Первой совместной работой Имамуры с Хасэбэ явился фильм «Японское насекомое» («Ниппон контюки», 1963), рассказавший о женщине, которая покинула свою горную деревню на северо–западе и стала проституткой в Токио. После ряда испытаний она становится неудачливой предводительницей группы «девочек по вызову». Образ жизни, который она ведет, представляется ей совершенно естественным: когда ее преследуют неудачи, она чувствует себя несчастной и выражает свои чувства с помощью расхожих клише, которые первыми приходят ей в голову. Эти выражения чувств столь пошлы и примитивны, что публика невольно начинает смеяться, и картина превращается в комедию. Однако этот смех не является лишь насмешкой над невежеством женщины, одновременно он говорит и о восхищении неколебимым жизнелюбием, поскольку эти сетования помогают ей переносить невзгоды и продолжать жить, несмотря на презрение людей.

В лице этих героинь Имамура показал простых людей, жизнь которых вне расхожей морали. У них нет морального кодекса, то, что не несет им прямой выгоды, без сожаления отбрасывается, а то, что нужно, запоминается, и к этому они относятся с уважением. Короче говоря, в этих картинах Имамура начал свое исследование морали, проблемы ее адекватности и справедливости.
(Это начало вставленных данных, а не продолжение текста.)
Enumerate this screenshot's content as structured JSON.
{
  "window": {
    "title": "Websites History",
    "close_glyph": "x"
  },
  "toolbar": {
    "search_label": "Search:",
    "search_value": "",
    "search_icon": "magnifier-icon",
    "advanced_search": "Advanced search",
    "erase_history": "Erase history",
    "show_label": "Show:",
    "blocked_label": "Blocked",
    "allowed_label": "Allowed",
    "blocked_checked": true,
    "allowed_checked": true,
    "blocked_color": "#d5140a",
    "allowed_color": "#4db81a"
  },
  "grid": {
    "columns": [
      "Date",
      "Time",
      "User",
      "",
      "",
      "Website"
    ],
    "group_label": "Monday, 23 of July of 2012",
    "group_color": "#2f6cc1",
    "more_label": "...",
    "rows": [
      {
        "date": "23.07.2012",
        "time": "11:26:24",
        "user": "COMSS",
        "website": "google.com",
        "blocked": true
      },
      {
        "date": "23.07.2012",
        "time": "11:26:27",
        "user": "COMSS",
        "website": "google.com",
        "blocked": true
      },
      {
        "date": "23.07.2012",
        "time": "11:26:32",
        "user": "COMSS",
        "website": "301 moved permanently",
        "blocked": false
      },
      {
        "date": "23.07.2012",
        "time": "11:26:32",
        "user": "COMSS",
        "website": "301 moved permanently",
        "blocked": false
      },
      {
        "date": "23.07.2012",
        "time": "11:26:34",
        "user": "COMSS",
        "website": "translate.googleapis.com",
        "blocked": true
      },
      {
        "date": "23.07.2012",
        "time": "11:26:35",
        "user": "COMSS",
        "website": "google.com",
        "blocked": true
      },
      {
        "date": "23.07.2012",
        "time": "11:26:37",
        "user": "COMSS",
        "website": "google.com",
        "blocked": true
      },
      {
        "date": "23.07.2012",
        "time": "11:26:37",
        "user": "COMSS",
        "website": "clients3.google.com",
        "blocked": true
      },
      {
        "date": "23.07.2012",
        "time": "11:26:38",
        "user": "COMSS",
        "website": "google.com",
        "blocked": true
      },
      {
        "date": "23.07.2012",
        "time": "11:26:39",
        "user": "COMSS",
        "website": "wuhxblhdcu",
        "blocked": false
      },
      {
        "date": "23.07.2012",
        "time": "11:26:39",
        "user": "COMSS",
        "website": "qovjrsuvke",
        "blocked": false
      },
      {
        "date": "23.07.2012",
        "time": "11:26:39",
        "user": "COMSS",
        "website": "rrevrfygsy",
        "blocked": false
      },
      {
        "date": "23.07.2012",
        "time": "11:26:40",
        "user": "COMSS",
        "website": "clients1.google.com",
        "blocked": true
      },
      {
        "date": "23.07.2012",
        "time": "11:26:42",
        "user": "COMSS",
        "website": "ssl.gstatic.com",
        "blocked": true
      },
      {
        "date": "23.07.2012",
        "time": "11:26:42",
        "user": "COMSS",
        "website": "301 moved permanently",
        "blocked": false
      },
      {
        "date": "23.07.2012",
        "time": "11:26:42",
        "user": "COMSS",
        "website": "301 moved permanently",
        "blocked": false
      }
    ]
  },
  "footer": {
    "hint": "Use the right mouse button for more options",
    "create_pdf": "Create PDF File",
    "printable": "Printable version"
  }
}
Однако, судя по той безжалостной манере, в которой Имамура изображает аморализм, бесстыдство и невежество героини «Японского насекомого», можно заключить, что он осуждает простую женщину, представляющую низкие слои общества. В отличие от ранних картин Мидзогути и Синдо, в которых женщины были неизменно жертвами гнета мужчин и самой общественной структуры, ориентированной на представителей сильного пола, в фильме «Японское насекомое» ничто не говорит о том, что героиня несчастна по вине мужчин. И тем не менее Имамуру можно отнести к категории «поклонников женщин», поскольку его последующие работы, такие, как «Красная жажда убийства» («Акай сацуи», 1964), например, показали женщин, которые не только олицетворяют мораль выживания простых людей, но и способны направлять поведение мужчин.

Героиня фильма «Красная жажда убийства» — жена библиотекаря из города в северо–восточной Японии. Она невежественна, ленива и примитивна, но полна жизни и чувственна. Ее муж, домашний тиран, скорее напоминает избалованного ребенка, который в постели зовет ее «мамуля». Ритм фильма, близкого по стилистике к документальным картинам, меняется после того, как на героиню нападает взломщик и насилует ее. Она добирается до кухни, стеная и причитая, что должна умереть от позора. Когда она наконец приходит в себя, то замечает, что автоматически сжимает в кулаках горсти вареного риса. Согласно традиционным японским нормам морали, жена должна покончить с собой, если она подверглась насилию, но спонтанный акт поедания риса говорит о том, что женщина преступила традицию, и демонстрирует нам ее жизнестойкость. Она не лишена представлений о традиционной морали, но соразмеряет ее с реальностью.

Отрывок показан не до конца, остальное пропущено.